My "LED" flasher arrived...
That says LED right on it. You'd think it would prevent hyper-flashing, would just blink at a set rate...um, no. Its identical inside to the original, and does nothing different.
So, having a spare, I figured I might as well make it work for my needs.
This is the built-in shunt that it uses to read current. LEDs don't draw enough current, so it acts like there's a burn out bulb and flashes faster:
You get a certain voltage drop across the shunt, depending on the current that goes through it. Millivolts. I read ~10mV across said shunt from a 10w bulb, which is roughly 1/5th of what the two incandescent bulbs draw. So I needed it to show 50mV for the same load. I replaced it with this:
A fine strand of copper wire, which I ran the same 10w bulb off of to determine the correct length to get 50mV across it and wound around a pen to coil it up tighter. I had originally made a much shorter piece out of MIG (steel) wire, but trying to get the solder to take was more bother than it was worth.

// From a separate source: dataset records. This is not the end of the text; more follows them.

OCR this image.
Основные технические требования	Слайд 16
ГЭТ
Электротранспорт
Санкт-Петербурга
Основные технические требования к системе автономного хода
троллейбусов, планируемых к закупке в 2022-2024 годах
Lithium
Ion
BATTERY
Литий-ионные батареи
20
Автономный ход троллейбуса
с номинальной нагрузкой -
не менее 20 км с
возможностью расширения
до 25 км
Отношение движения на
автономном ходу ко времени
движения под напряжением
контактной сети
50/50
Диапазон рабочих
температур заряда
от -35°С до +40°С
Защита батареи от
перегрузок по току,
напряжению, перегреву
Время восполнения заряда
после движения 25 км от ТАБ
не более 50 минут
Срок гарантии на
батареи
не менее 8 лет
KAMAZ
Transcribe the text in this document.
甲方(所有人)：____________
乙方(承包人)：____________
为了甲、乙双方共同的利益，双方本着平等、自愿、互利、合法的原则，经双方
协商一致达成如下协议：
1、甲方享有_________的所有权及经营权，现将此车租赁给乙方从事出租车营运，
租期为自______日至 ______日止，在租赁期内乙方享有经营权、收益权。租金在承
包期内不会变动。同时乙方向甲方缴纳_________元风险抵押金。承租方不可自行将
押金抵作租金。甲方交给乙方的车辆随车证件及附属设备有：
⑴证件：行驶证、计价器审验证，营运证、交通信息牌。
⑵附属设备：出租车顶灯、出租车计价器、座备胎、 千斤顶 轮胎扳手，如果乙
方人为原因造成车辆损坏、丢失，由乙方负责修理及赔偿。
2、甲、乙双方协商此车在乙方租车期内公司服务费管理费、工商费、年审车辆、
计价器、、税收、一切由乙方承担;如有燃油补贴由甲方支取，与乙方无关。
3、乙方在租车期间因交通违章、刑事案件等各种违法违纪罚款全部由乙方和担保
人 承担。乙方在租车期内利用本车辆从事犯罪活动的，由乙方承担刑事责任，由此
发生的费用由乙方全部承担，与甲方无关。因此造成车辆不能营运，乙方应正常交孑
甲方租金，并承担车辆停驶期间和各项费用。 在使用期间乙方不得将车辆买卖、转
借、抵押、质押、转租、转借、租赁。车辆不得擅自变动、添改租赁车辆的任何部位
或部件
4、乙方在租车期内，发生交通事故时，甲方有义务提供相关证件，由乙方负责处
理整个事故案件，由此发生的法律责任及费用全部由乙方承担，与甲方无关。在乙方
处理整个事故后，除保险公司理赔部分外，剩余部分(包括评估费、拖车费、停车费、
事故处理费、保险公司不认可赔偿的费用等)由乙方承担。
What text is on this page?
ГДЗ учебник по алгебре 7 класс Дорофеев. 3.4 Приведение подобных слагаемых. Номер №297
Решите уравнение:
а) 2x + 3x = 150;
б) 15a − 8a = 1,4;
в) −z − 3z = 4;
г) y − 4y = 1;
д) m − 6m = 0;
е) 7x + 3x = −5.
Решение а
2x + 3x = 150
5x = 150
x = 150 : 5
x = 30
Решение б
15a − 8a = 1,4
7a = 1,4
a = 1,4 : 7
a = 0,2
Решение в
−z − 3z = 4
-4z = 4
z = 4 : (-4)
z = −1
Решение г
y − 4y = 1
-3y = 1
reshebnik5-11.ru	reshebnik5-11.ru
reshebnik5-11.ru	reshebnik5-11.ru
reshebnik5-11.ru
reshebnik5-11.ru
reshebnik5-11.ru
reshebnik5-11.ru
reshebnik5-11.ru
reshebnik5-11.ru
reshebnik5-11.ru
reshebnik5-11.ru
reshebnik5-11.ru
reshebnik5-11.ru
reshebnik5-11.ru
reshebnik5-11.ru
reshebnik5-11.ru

It works perfectly. No more hyper flash. (Just don't put incandescent bulbs back in, or else the new shunt will probably get too hot).
Of course, if I had spent twice as much, I could have
bought and adjustable one in the first place. Or done this to the original for nothing.
This is the same basic method that you can change the current limit on an electric bike's controller...within reason, or you'll blow your MOSFETs. Trust me on that one.